I’ve been trying to spend less time aimlessly bouncing between social media apps while using my phone.
The problem I’ve had in the past is that every time I’ve tried to detox, I’ve relied on discipline to keep me from sliding back to subconscious scrolling.
There is one trick which I’ve implemented that has had a huge lasting impact;
Delete everything non-essential from your phone’s homepage.
And I mean everything.
Keep your calendar, important emergency contacts, and maps if you use it a lot.
The rest should remain buried beneath the search function of your phone.
By forcing yourself to use the search function on your phone to type in the name of the app you’re trying to open, you’re far more likely to be making conscious decisions about what you’re doing on your phone.
This seems counter intuitive at first. Why would you strip away functionality from your phone’s perfectly good user interface?
Aren’t I wasting time searching every time I need to use an app?
And it’s true.

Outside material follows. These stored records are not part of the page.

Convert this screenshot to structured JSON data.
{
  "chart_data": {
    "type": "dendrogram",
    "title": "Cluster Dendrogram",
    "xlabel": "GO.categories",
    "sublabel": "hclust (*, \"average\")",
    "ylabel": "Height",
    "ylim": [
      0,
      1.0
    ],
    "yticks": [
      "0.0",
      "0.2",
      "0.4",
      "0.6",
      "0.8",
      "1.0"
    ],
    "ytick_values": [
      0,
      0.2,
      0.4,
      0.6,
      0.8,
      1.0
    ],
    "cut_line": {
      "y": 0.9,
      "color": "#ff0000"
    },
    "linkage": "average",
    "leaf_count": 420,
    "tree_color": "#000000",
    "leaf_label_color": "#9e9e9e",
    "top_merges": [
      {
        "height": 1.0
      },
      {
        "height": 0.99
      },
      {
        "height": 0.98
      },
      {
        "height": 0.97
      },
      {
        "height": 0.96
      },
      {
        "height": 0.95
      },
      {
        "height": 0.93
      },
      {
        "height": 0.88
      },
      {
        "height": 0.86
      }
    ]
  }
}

It takes an extra five seconds or so to open Instagram, every single time. But they aren’t wasted.
These five seconds act as a barrier which protects your attention.
Five seconds is enough time to consider what your purpose for opening an app is; is there a specific reason I’m doing this, or am I burning time while avoiding another task?
It’s a buffer, a tool to help you make active choices about how you spend your time.
If this sounds like too much hasstle, try installing a screentime tracker like Flipd.
I was resistant too. But after coming face to face with the time I spent across these apps each day, five seconds stopped sounding so bad.